I stumbled over to them, knelt down near the center of their pow wow like a coach going over plays during a time out and took a small dollop of blood and coke from Watts’s heart. “Listen closely.”
Linnwood reached into the Benz and grabbed his gun.
KURATCH!
A car windshield a floor above us was smashed. The car alarm discharged.
KURTACH!
Another car alarm started blaring.
One of the Perry’s whispered, “Maybe it’s an earthquake?”
Linnwood took aim around the corner of the ramp coming down toward us. “It’s not an earthquake, you idiot.”
KURATCH!
I covered my ears. The sounds of multiple alarms bouncing off the walls of the parking structure where clouding my already gridlocked head.
Another windshield was smashed and another alarm when off.
“Get up, you dumbfucks!” Linnwood screamed at his soldiers. “Get your fucking guns out.”
The Perrys scrambled to get to their feet. Mimicking their leader, they all cocked their guns and aimed them at the hook in the ramp. Who or whatever was around that corner was camouflaged by a thick concrete wall. The original sound intensified. I realized that it was the sound of several pairs of roller skate bearings spinning at around ten miles per hour.
I started jogging back to the door.
Linnwood shouted and stopped me in my tracks. “Where the fuck are you going, junky?”
I held up my phone. “I forgot my phone.”
He shot at my feet, just missing the toe of my left boot.

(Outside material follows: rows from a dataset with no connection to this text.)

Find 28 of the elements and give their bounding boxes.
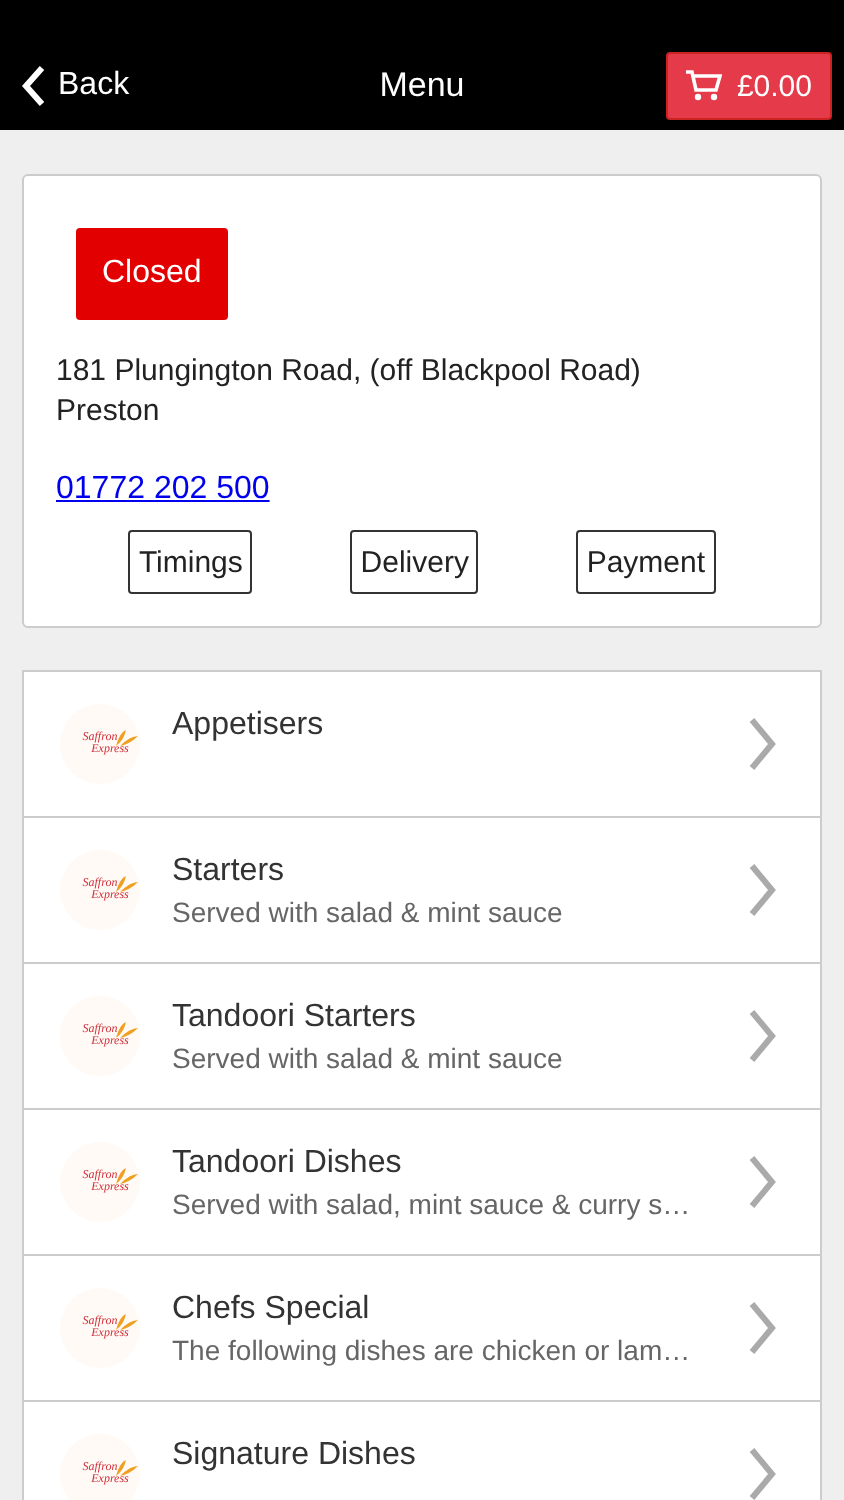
cart-icon	[686, 70, 723, 102]
address-text: 181 Plungington Road, (off Blackpool Road)	[56, 352, 643, 392]
category-name: Tandoori Starters	[172, 1000, 418, 1036]
chevron-icon	[748, 1154, 776, 1210]
category-name: Tandoori Dishes	[172, 1146, 404, 1182]
category-description: Served with salad & mint sauce	[172, 896, 565, 928]
category-name: Appetisers	[172, 708, 326, 744]
chevron-icon	[748, 1446, 776, 1500]
category-name: Starters	[172, 854, 287, 890]
info-button[interactable]: Timings	[128, 530, 253, 594]
chevron-icon	[748, 1008, 776, 1064]
back-icon	[20, 63, 48, 107]
info-button[interactable]: Delivery	[350, 530, 479, 594]
category-name: Chefs Special	[172, 1292, 372, 1328]
category-description: The following dishes are chicken or lam…	[172, 1334, 693, 1366]
chevron-icon	[748, 716, 776, 772]
page-title: Menu	[377, 66, 467, 106]
chevron-icon	[748, 862, 776, 918]
status-badge: Closed	[76, 228, 228, 320]
phone-link[interactable]: 01772 202 500	[56, 472, 270, 508]
info-button[interactable]: Payment	[576, 530, 716, 594]
address-text: Preston	[56, 392, 162, 432]
category-description: Served with salad, mint sauce & curry s…	[172, 1188, 693, 1220]
category-description: Served with salad & mint sauce	[172, 1042, 565, 1074]
cart-button[interactable]: £0.00	[666, 52, 832, 120]
chevron-icon	[748, 1300, 776, 1356]
back-button[interactable]: Back	[20, 52, 130, 118]
category-name: Signature Dishes	[172, 1438, 418, 1474]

After a little jitterbugging and tap dancing to avoid the bullet,
I ran back to the Perrys.
“It’s the RTL,” one of them yelled.
I was shaken awake in the middle of the ramp by the sound of all the Perry’s discharging their pistols.
“Fucking RTL! Fucking RTL! Fucking RTL!” Linwood cried.

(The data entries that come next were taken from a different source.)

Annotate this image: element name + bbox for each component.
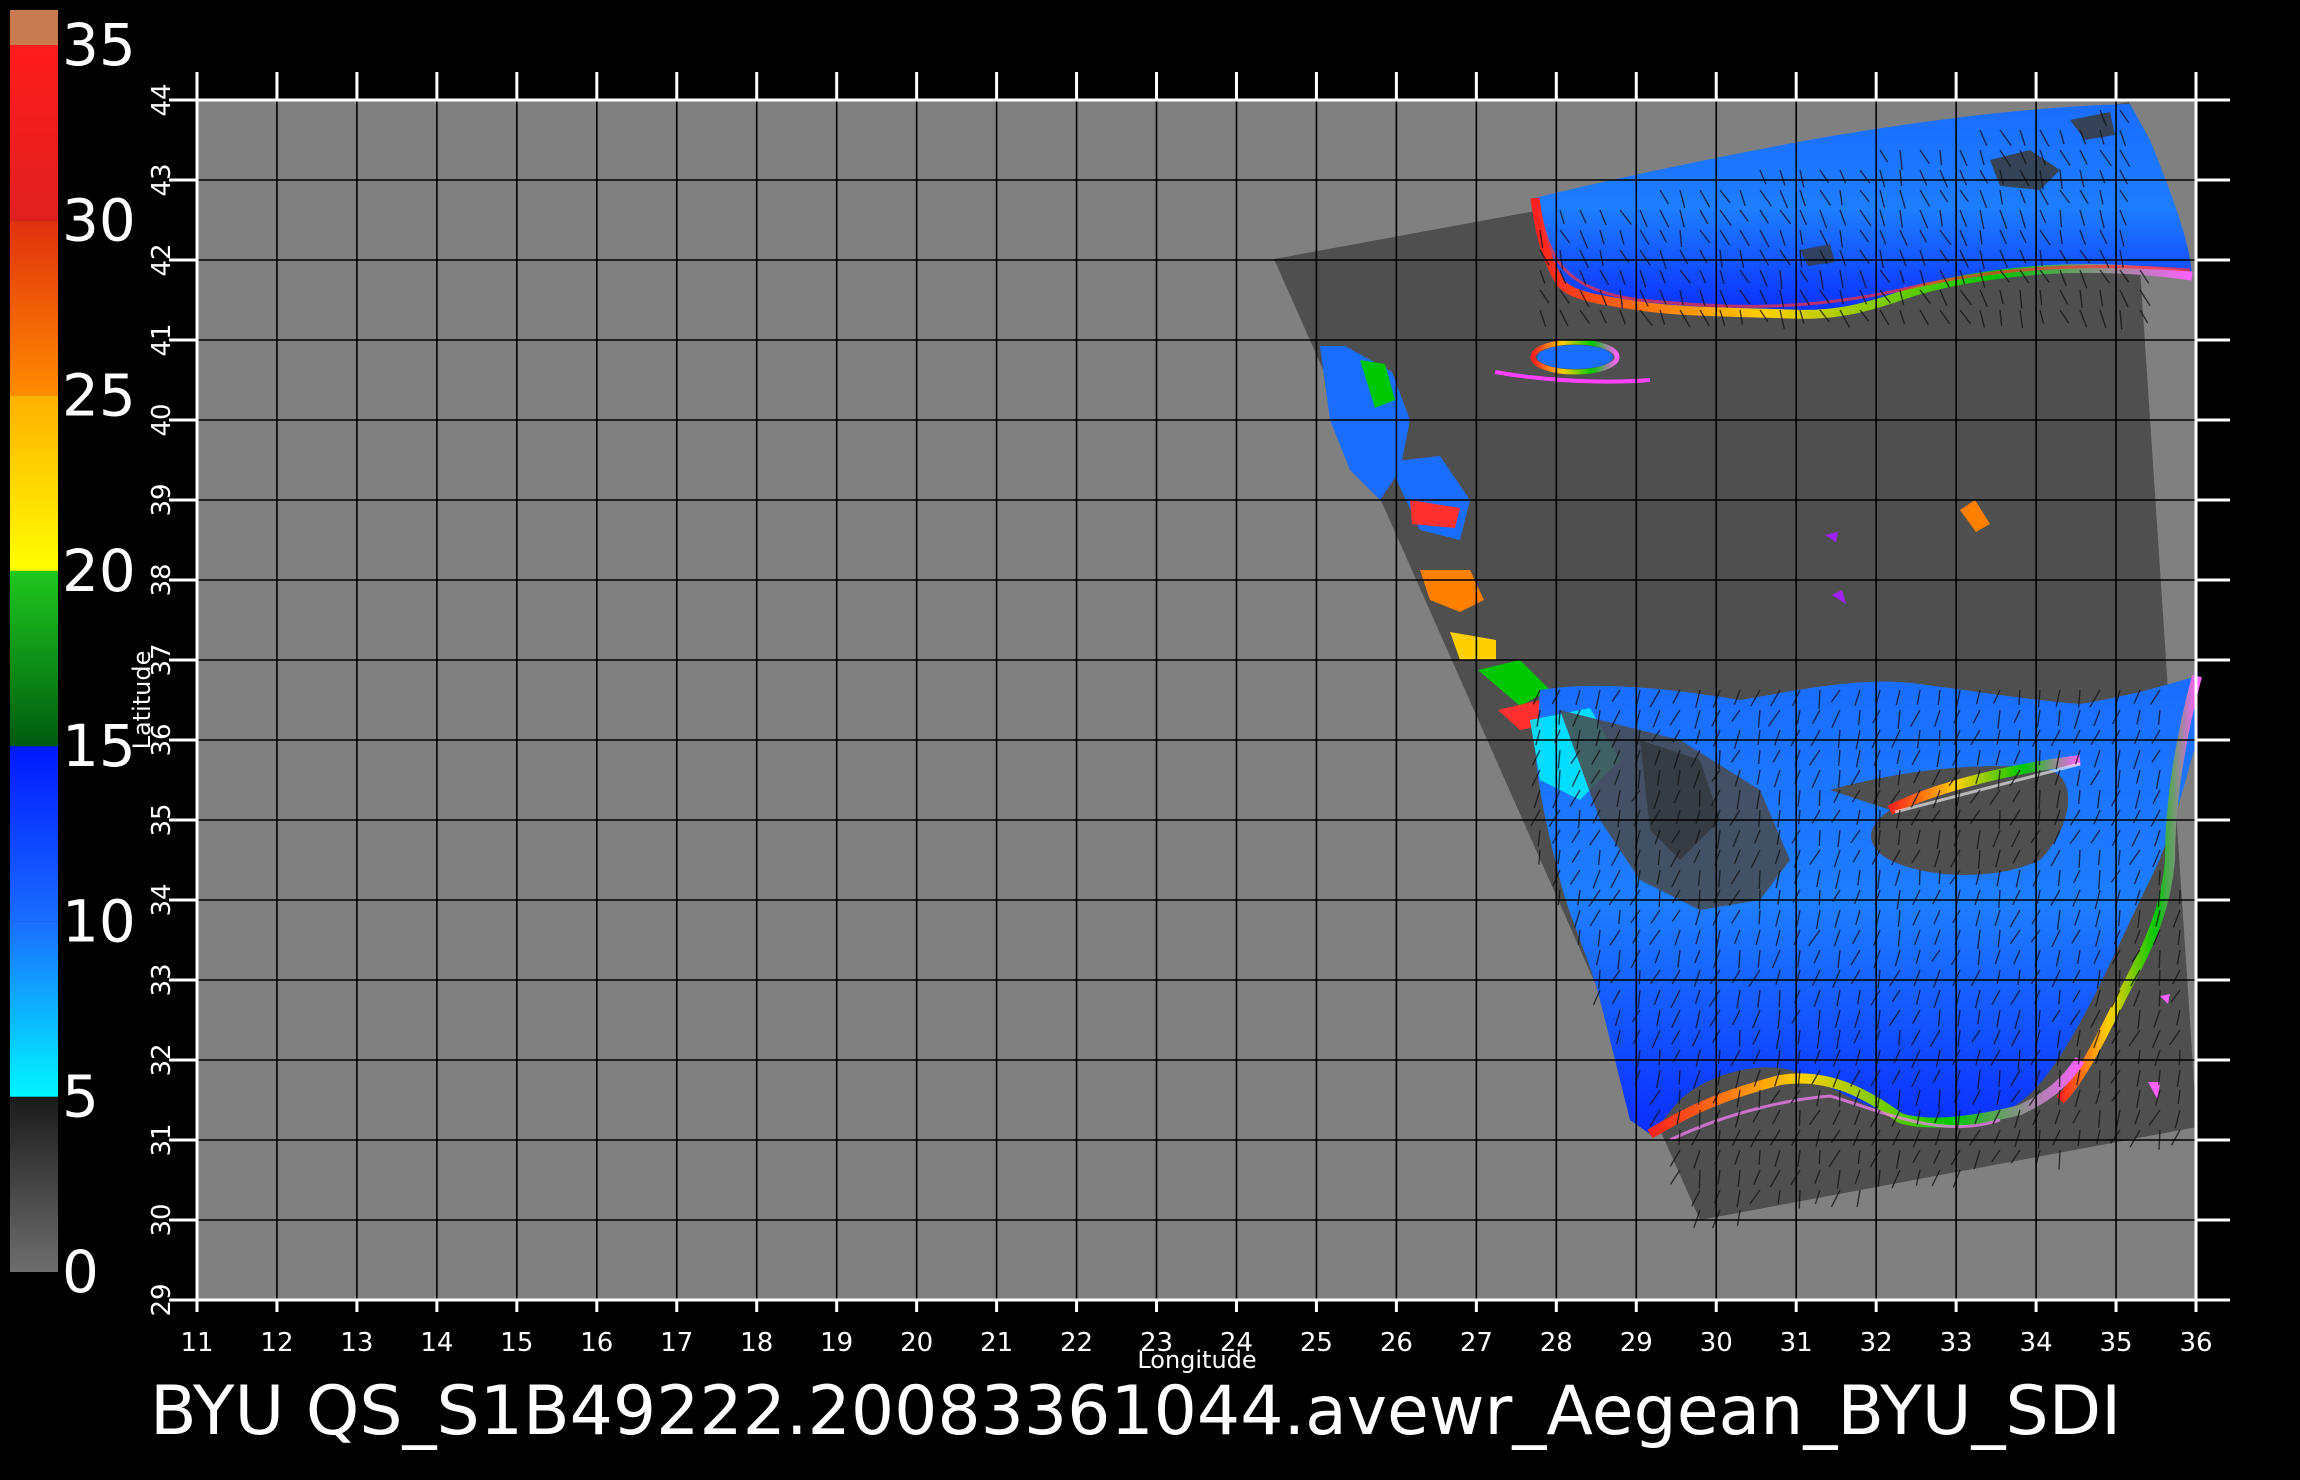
longitude-tick-label: 21 xyxy=(980,1328,1013,1358)
wind-barb xyxy=(1878,769,1881,788)
colorbar-segment xyxy=(10,220,58,396)
longitude-tick-label: 28 xyxy=(1540,1328,1573,1358)
longitude-tick-label: 22 xyxy=(1060,1328,1093,1358)
wind-barb xyxy=(1798,1109,1801,1126)
wind-barb xyxy=(1698,1109,1701,1128)
colorbar-label: 0 xyxy=(62,1238,99,1306)
latitude-tick-label: 42 xyxy=(147,243,177,276)
wind-barb xyxy=(1698,1169,1701,1189)
wind-barb xyxy=(1758,909,1761,925)
wind-barb xyxy=(1678,1089,1681,1105)
wind-barb xyxy=(2038,789,2041,810)
latitude-tick-label: 41 xyxy=(147,323,177,356)
longitude-tick-label: 36 xyxy=(2179,1328,2212,1358)
longitude-tick-label: 16 xyxy=(580,1328,613,1358)
colorbar-label: 20 xyxy=(62,537,136,605)
wind-barb xyxy=(1818,889,1821,906)
wind-barb xyxy=(2158,989,2161,1007)
latitude-tick-label: 44 xyxy=(147,83,177,116)
wind-barb xyxy=(2098,1069,2101,1089)
latitude-tick-label: 32 xyxy=(147,1043,177,1076)
longitude-tick-label: 13 xyxy=(340,1328,373,1358)
longitude-tick-label: 27 xyxy=(1460,1328,1493,1358)
colorbar-segment xyxy=(10,746,58,922)
colorbar-segment xyxy=(10,45,58,221)
wind-barb xyxy=(2178,1049,2181,1066)
wind-barb xyxy=(1758,1149,1761,1165)
wind-barb xyxy=(1698,789,1701,808)
longitude-tick-label: 34 xyxy=(2020,1328,2053,1358)
wind-barb xyxy=(1678,1069,1681,1085)
longitude-tick-label: 19 xyxy=(820,1328,853,1358)
colorbar-segment xyxy=(10,395,58,571)
colorbar-segment xyxy=(10,1096,58,1272)
longitude-tick-label: 20 xyxy=(900,1328,933,1358)
latitude-tick-label: 29 xyxy=(147,1283,177,1316)
longitude-tick-label: 29 xyxy=(1620,1328,1653,1358)
colorbar-label: 10 xyxy=(62,887,136,955)
latitude-tick-label: 30 xyxy=(147,1203,177,1236)
longitude-tick-label: 30 xyxy=(1700,1328,1733,1358)
longitude-tick-label: 14 xyxy=(420,1328,453,1358)
wind-barb xyxy=(1658,889,1661,907)
wind-barb xyxy=(1658,1049,1661,1066)
colorbar-label: 15 xyxy=(62,712,136,780)
latitude-tick-label: 43 xyxy=(147,163,177,196)
wind-barb xyxy=(2118,969,2121,987)
wind-barb xyxy=(1678,1129,1681,1146)
longitude-axis-title: Longitude xyxy=(1137,1346,1256,1374)
wind-barb xyxy=(2058,1149,2061,1170)
longitude-tick-label: 25 xyxy=(1300,1328,1333,1358)
wind-barb xyxy=(1938,729,1941,747)
longitude-tick-label: 15 xyxy=(500,1328,533,1358)
longitude-tick-label: 12 xyxy=(260,1328,293,1358)
wind-barb xyxy=(1778,989,1781,1008)
longitude-tick-label: 11 xyxy=(180,1328,213,1358)
longitude-tick-label: 33 xyxy=(1940,1328,1973,1358)
colorbar-label: 35 xyxy=(62,11,136,79)
wind-barb xyxy=(1818,789,1821,807)
longitude-tick-label: 26 xyxy=(1380,1328,1413,1358)
colorbar-label: 25 xyxy=(62,362,136,430)
wind-barb xyxy=(1878,809,1881,829)
wind-barb xyxy=(1918,869,1921,886)
latitude-tick-label: 35 xyxy=(147,803,177,836)
wind-barb xyxy=(1798,1189,1801,1209)
latitude-tick-label: 40 xyxy=(147,403,177,436)
wind-barb xyxy=(1818,829,1821,847)
latitude-tick-label: 38 xyxy=(147,563,177,596)
latitude-tick-label: 39 xyxy=(147,483,177,516)
colorbar-label: 5 xyxy=(62,1063,99,1131)
longitude-tick-label: 17 xyxy=(660,1328,693,1358)
longitude-tick-label: 32 xyxy=(1860,1328,1893,1358)
latitude-tick-label: 34 xyxy=(147,883,177,916)
wind-barb xyxy=(2158,869,2161,886)
colorbar: 0 5 10 15 20 25 30 35 xyxy=(10,9,136,1306)
colorbar-segment xyxy=(10,921,58,1097)
wind-barb xyxy=(1758,869,1761,889)
wind-barb xyxy=(1938,869,1941,885)
wind-barb xyxy=(1758,1089,1761,1109)
wind-barb xyxy=(1638,969,1641,985)
wind-barb xyxy=(1838,1089,1841,1107)
wind-barb xyxy=(2158,969,2161,986)
wind-barb xyxy=(1718,749,1721,770)
wind-map-figure: 0 5 10 15 20 25 30 35 11 12 13 14 15 16 17 18 1… xyxy=(10,9,2230,1451)
wind-barb xyxy=(1818,1149,1821,1165)
latitude-axis-title: Latitude xyxy=(128,651,156,750)
product-caption: BYU QS_S1B49222.20083361044.avewr_Aegean… xyxy=(150,1372,2121,1451)
longitude-tick-label: 35 xyxy=(2099,1328,2132,1358)
latitude-tick-label: 33 xyxy=(147,963,177,996)
wind-barb xyxy=(2078,849,2081,868)
colorbar-label: 30 xyxy=(62,186,136,254)
wind-barb xyxy=(2038,749,2041,766)
wind-barb xyxy=(2178,889,2181,905)
colorbar-segment xyxy=(10,570,58,747)
longitude-tick-label: 31 xyxy=(1780,1328,1813,1358)
latitude-tick-label: 31 xyxy=(147,1123,177,1156)
wind-barb xyxy=(2158,949,2161,969)
colorbar-segment xyxy=(10,9,58,46)
longitude-tick-label: 18 xyxy=(740,1328,773,1358)
wind-barb xyxy=(2058,1069,2061,1088)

The blow took further hold of my body. I squeezed my eyes shut and burrowed my nails into my shoulders to try and shock myself out of the buzzies. I blinked my eyes open toward the turn to see ten to twelve massive chicks in roller derby gear take the corner like a flock of Valkyries. They were all assembled in the same, back bent positions with one arm behind them and the other cranking toward us. They fanned out and half of them hunched behind the other half and clutched their hands around the waists, becoming parasites to their hosts. The Perrys frantically unloaded their hardware into the incoming battalion of bitches.
Before I had time to make a run of it, two of them were heading straight at me with no intention of slowing down. The host stood straight up as she started gliding. The parasite squatted further down and let go. As I started to turn and run, the host reached in between her red knee-high striped socks, pulled the parasite through and then fired her like a BB in a slingshot. I completely turned away and pulled my arms over my head as I felt the full force of her helmet collide with the center of my shoulder blades. I turned my head so the side of my face took the brunt of the impact. The good thing was that my teeth didn’t spill out on the permanent oil spill where I landed. The bad was that I crushed my jaw near my ear.

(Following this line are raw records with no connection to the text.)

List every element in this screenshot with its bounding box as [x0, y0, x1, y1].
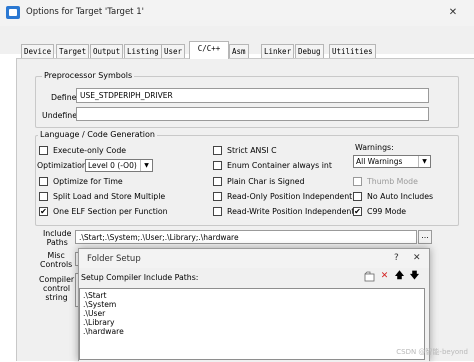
compiler-control-label: Compiler control string — [39, 275, 74, 302]
enum-int-checkbox[interactable] — [213, 161, 222, 170]
c99-mode-label: C99 Mode — [367, 207, 407, 216]
optimize-time-checkbox[interactable] — [39, 177, 48, 186]
tab-asm[interactable]: Asm — [229, 44, 249, 58]
ro-position-label: Read-Only Position Independent — [227, 192, 353, 201]
watermark: CSDN @智能-beyond — [396, 348, 468, 356]
code-generation-group-label: Language / Code Generation — [38, 130, 157, 139]
tab-c-cpp[interactable]: C/C++ — [189, 41, 229, 59]
one-elf-label: One ELF Section per Function — [53, 207, 168, 216]
define-label: Define: — [51, 93, 80, 102]
include-paths-label: Include Paths — [43, 229, 71, 247]
split-load-label: Split Load and Store Multiple — [53, 192, 166, 201]
window-title: Options for Target 'Target 1' — [26, 7, 144, 17]
misc-controls-label-line1: Misc — [47, 251, 65, 260]
folder-setup-body: Setup Compiler Include Paths: ✕ 🡅 🡇 .\St… — [79, 268, 429, 362]
tab-user[interactable]: User — [161, 44, 186, 58]
include-paths-label-line2: Paths — [46, 238, 68, 247]
enum-int-label: Enum Container always int — [227, 161, 332, 170]
close-icon[interactable]: ✕ — [413, 253, 421, 263]
thumb-mode-label: Thumb Mode — [367, 177, 418, 186]
tab-linker[interactable]: Linker — [261, 44, 295, 58]
plain-char-label: Plain Char is Signed — [227, 177, 305, 186]
execute-only-checkbox[interactable] — [39, 146, 48, 155]
include-path-list[interactable]: .\Start .\System .\User .\Library .\hard… — [79, 288, 425, 360]
rw-position-label: Read-Write Position Independent — [227, 207, 355, 216]
app-icon — [6, 6, 20, 19]
optimization-value: Level 0 (-O0) — [88, 161, 137, 170]
no-auto-includes-label: No Auto Includes — [367, 192, 434, 201]
strict-ansi-checkbox[interactable] — [213, 146, 222, 155]
no-auto-includes-checkbox[interactable] — [353, 192, 362, 201]
warnings-label: Warnings: — [355, 143, 394, 152]
list-item[interactable]: .\Start — [83, 291, 107, 300]
compiler-control-label-line3: string — [45, 293, 68, 302]
split-load-checkbox[interactable] — [39, 192, 48, 201]
close-icon[interactable]: ✕ — [446, 6, 460, 19]
folder-setup-title-bar: Folder Setup ? ✕ — [79, 249, 429, 268]
define-field[interactable]: USE_STDPERIPH_DRIVER — [76, 88, 429, 103]
preprocessor-group: Preprocessor Symbols Define: USE_STDPERI… — [35, 71, 459, 128]
include-paths-browse-button[interactable]: ... — [418, 230, 432, 244]
list-item[interactable]: .\User — [83, 309, 105, 318]
optimization-select[interactable]: Level 0 (-O0) ▼ — [85, 159, 153, 172]
folder-setup-dialog: Folder Setup ? ✕ Setup Compiler Include … — [78, 248, 430, 362]
title-bar: Options for Target 'Target 1' ✕ — [0, 0, 474, 26]
code-generation-group: Language / Code Generation Execute-only … — [35, 130, 459, 226]
one-elf-checkbox[interactable]: ✔ — [39, 207, 48, 216]
list-item[interactable]: .\Library — [83, 318, 115, 327]
include-paths-field[interactable]: .\Start;.\System;.\User;.\Library;.\hard… — [75, 230, 417, 244]
c99-mode-checkbox[interactable]: ✔ — [353, 207, 362, 216]
compiler-control-label-line2: control — [43, 284, 71, 293]
chevron-down-icon: ▼ — [140, 160, 152, 171]
tab-output[interactable]: Output — [90, 44, 124, 58]
include-paths-label-line1: Include — [43, 229, 72, 238]
folder-setup-title: Folder Setup — [87, 254, 141, 264]
strict-ansi-label: Strict ANSI C — [227, 146, 277, 155]
undefine-field[interactable] — [76, 107, 429, 121]
tab-debug[interactable]: Debug — [295, 44, 324, 58]
folder-setup-header: Setup Compiler Include Paths: — [81, 273, 199, 282]
execute-only-label: Execute-only Code — [53, 146, 127, 155]
list-item[interactable]: .\System — [83, 300, 116, 309]
tab-utilities[interactable]: Utilities — [329, 44, 376, 58]
plain-char-checkbox[interactable] — [213, 177, 222, 186]
help-icon[interactable]: ? — [394, 253, 399, 263]
tab-device[interactable]: Device — [21, 44, 55, 58]
misc-controls-label-line2: Controls — [40, 260, 73, 269]
new-folder-icon[interactable] — [363, 270, 376, 283]
misc-controls-label: Misc Controls — [40, 251, 72, 269]
list-item[interactable]: .\hardware — [83, 327, 124, 336]
preprocessor-group-label: Preprocessor Symbols — [42, 71, 135, 80]
delete-x-icon[interactable]: ✕ — [378, 270, 391, 283]
ro-position-checkbox[interactable] — [213, 192, 222, 201]
chevron-down-icon: ▼ — [418, 156, 430, 167]
compiler-control-label-line1: Compiler — [39, 275, 75, 284]
tab-listing[interactable]: Listing — [124, 44, 162, 58]
optimization-label: Optimization: — [37, 161, 90, 170]
tab-target[interactable]: Target — [56, 44, 90, 58]
optimize-time-label: Optimize for Time — [53, 177, 123, 186]
arrow-down-icon[interactable]: 🡇 — [408, 270, 421, 283]
warnings-value: All Warnings — [356, 157, 403, 166]
warnings-select[interactable]: All Warnings ▼ — [353, 155, 431, 168]
thumb-mode-checkbox — [353, 177, 362, 186]
rw-position-checkbox[interactable] — [213, 207, 222, 216]
undefine-label: Undefine: — [42, 111, 80, 120]
arrow-up-icon[interactable]: 🡅 — [393, 270, 406, 283]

“Get off me, you fucking pig,” one of the Perry’s screamed.
All I could hear was chaos as the car alarms continued to blare and the Perrys continued to shoot their guns and scream. The parasite on top of me started pummeling the back of my head and the exposed side of my face with a wing mirror. The glass crushed under my cheek as I tried to turn my face. I rolled back and forth, making it more difficult for her to connect. Considering the wasted state I was in, it was about all I could do to defend myself.
During one of my evasive twists, I saw Linnwood jump on top of the limousine. Everywhere below him, different members of the BBP were tangled up with one or two of these derby girls. Linn took aim and at close range he blew a hole into one of the derby girl’s heads. As she dropped, her roller skates went into opposite directions causing her legs to split. To make sure she stayed down, Linn took a couple extra shots at her.